The core of OminiControl lies in its "parameter reuse mechanism." This mechanism allows the DiT model to effectively handle image conditions with fewer additional parameters. This means that compared to existing methods, OminiControl only needs to add 0.1% to 0.1% of parameters to achieve powerful functionality. Furthermore, it can uniformly handle various image condition tasks, such as subject-based generation and the application of spatial alignment conditions, like edges, depth maps, and more. This flexibility is particularly suited for subject-driven generation tasks.

image.png

The research team also emphasized that OminiControl achieves these capabilities through training on generated images, which is especially important for subject-driven generation. After extensive evaluation, OminiControl significantly outperformed existing UNet models and DiT adaptation models in tasks of subject-driven generation and spatial alignment condition generation. This research achievement brings new possibilities to the field of creative work.
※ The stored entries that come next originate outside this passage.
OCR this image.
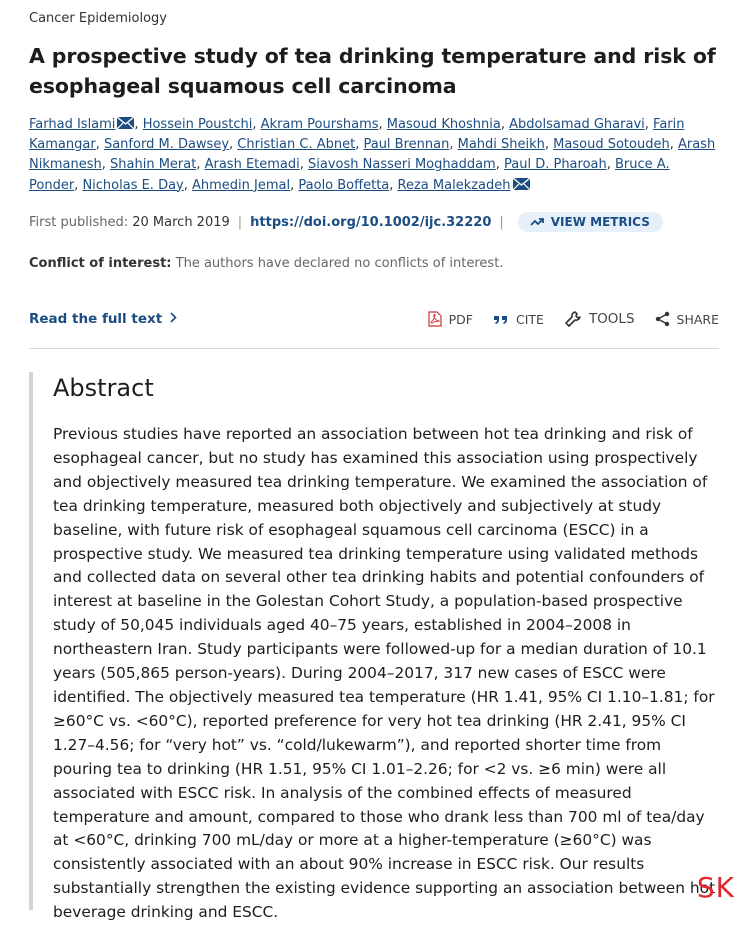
Cancer Epidemiology
A prospective study of tea drinking temperature and risk of esophageal squamous cell carcinoma
Farhad Islami , Hossein Poustchi, Akram Pourshams, Masoud Khoshnia, Abdolsamad Gharavi, Farin Kamangar, Sanford M. Dawsey, Christian C. Abnet, Paul Brennan, Mahdi Sheikh, Masoud Sotoudeh, Arash Nikmanesh, Shahin Merat, Arash Etemadi, Siavosh Nasseri Moghaddam, Paul D. Pharoah, Bruce A. Ponder, Nicholas E. Day, Ahmedin Jemal, Paolo Boffetta, Reza Malekzadeh
First published:
20 March 2019 | https://doi.org/10.1002/ijc.32220 |	VIEW METRICS
Conflict of interest: The authors have declared no conflicts of interest.
Read the full text	PDF	CITE	TOOLS	SHARE
Abstract

Previous studies have reported an association between hot tea drinking and risk of esophageal cancer, but no study has examined this association using prospectively and objectively measured tea drinking temperature. We examined the association of tea drinking temperature, measured both objectively and subjectively at study baseline, with future risk of esophageal squamous cell carcinoma (ESCC) in a prospective study. We measured tea drinking temperature using validated methods and collected data on several other tea drinking habits and potential confounders of interest at baseline in the Golestan Cohort Study, a population-based prospective study of 50,045 individuals aged 40–75 years, established in 2004–2008 in northeastern Iran. Study participants were followed-up for a median duration of 10.1 years (505,865 person-years). During 2004–2017, 317 new cases of ESCC were identified. The objectively measured tea temperature (HR 1.41, 95% CI 1.10–1.81; for ≥60°C vs. <60°C), reported preference for very hot tea drinking (HR 2.41, 95% CI 1.27–4.56; for “very hot” vs. “cold/lukewarm”), and reported shorter time from pouring tea to drinking (HR 1.51, 95% CI 1.01–2.26; for <2 vs. ≥6 min) were all associated with ESCC risk. In analysis of the combined effects of measured temperature and amount, compared to those who drank less than 700 ml of tea/day at <60°C, drinking 700 mL/day or more at a higher-temperature (≥60°C) was consistently associated with an about 90% increase in ESCC risk. Our results substantially strengthen the existing evidence supporting an association between hot beverage drinking and ESCC.

SK
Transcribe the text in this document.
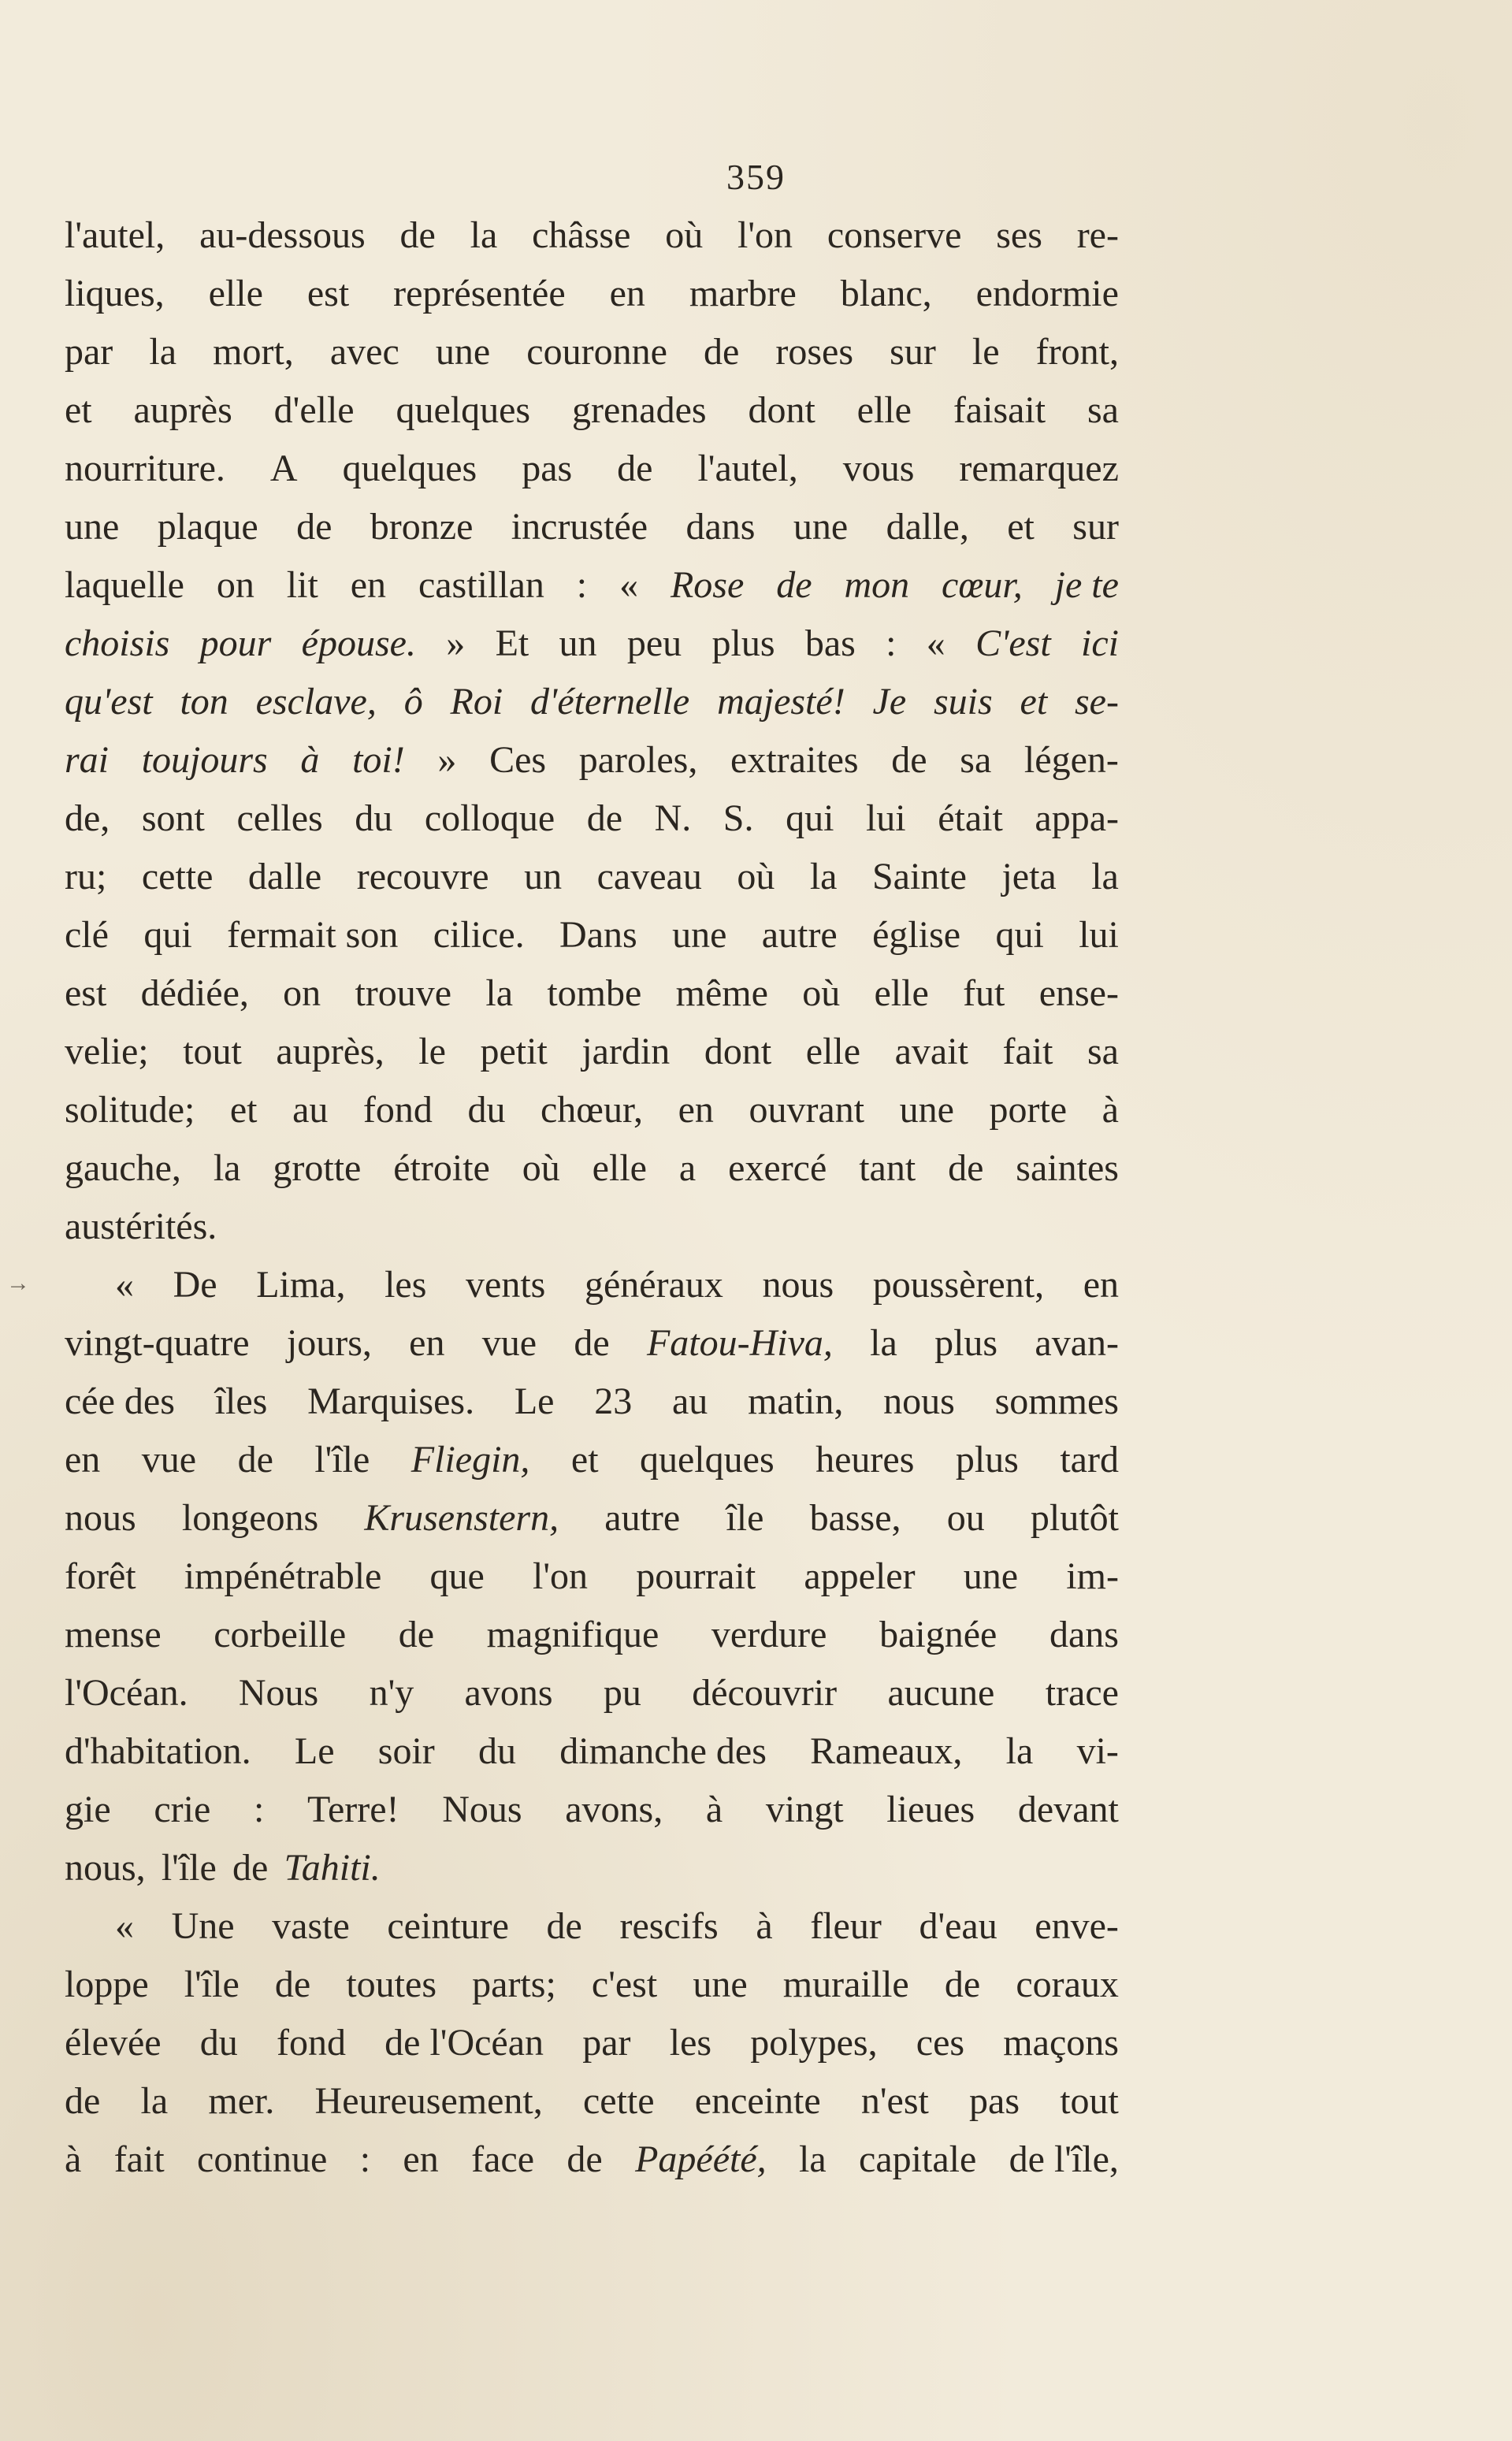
359
→
l'autel, au-dessous de la châsse où l'on conserve ses re-
liques, elle est représentée en marbre blanc, endormie
par la mort, avec une couronne de roses sur le front,
et auprès d'elle quelques grenades dont elle faisait sa
nourriture. A quelques pas de l'autel, vous remarquez
une plaque de bronze incrustée dans une dalle, et sur
laquelle on lit en castillan : « Rose de mon cœur, je te
choisis pour épouse. » Et un peu plus bas : « C'est ici
qu'est ton esclave, ô Roi d'éternelle majesté! Je suis et se-
rai toujours à toi! » Ces paroles, extraites de sa légen-
de, sont celles du colloque de N. S. qui lui était appa-
ru; cette dalle recouvre un caveau où la Sainte jeta la
clé qui fermait son cilice. Dans une autre église qui lui
est dédiée, on trouve la tombe même où elle fut ense-
velie; tout auprès, le petit jardin dont elle avait fait sa
solitude; et au fond du chœur, en ouvrant une porte à
gauche, la grotte étroite où elle a exercé tant de saintes
austérités.
« De Lima, les vents généraux nous poussèrent, en
vingt-quatre jours, en vue de Fatou-Hiva, la plus avan-
cée des îles Marquises. Le 23 au matin, nous sommes
en vue de l'île Fliegin, et quelques heures plus tard
nous longeons Krusenstern, autre île basse, ou plutôt
forêt impénétrable que l'on pourrait appeler une im-
mense corbeille de magnifique verdure baignée dans
l'Océan. Nous n'y avons pu découvrir aucune trace
d'habitation. Le soir du dimanche des Rameaux, la vi-
gie crie : Terre! Nous avons, à vingt lieues devant
nous, l'île de Tahiti.
« Une vaste ceinture de rescifs à fleur d'eau enve-
loppe l'île de toutes parts; c'est une muraille de coraux
élevée du fond de l'Océan par les polypes, ces maçons
de la mer. Heureusement, cette enceinte n'est pas tout
à fait continue : en face de Papéété, la capitale de l'île,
To support broader research, the team also released a training dataset named Subjects200K, which contains over 200,000 identity-consistent images and provides an efficient data synthesis pipeline. This dataset will be a valuable resource for researchers, helping them further explore subject-consistent generation tasks.

image.png

The launch of Omini not only enhances the efficiency and effectiveness of image generation but also offers more possibilities for artistic creation. With continuous technological advancements, future image generation will become more intelligent and personalized.

Online experience: https://huggingface.co/spaces/Yuanshi/OminiControl

GitHub: https://github.com/Yuanshi9815/OminiControl

Paper: https://arxiv.org/html/2411.15098v2

Key Points:

🌟 OminiControl enhances the control capabilities and efficiency of image generation through its parameter reuse mechanism.

🎨 This framework can simultaneously handle various image condition tasks, such as edges and depth maps, adapting to different creative needs.

📸 The team released a dataset of over 200,000 images, Subjects200K, to support further research and exploration.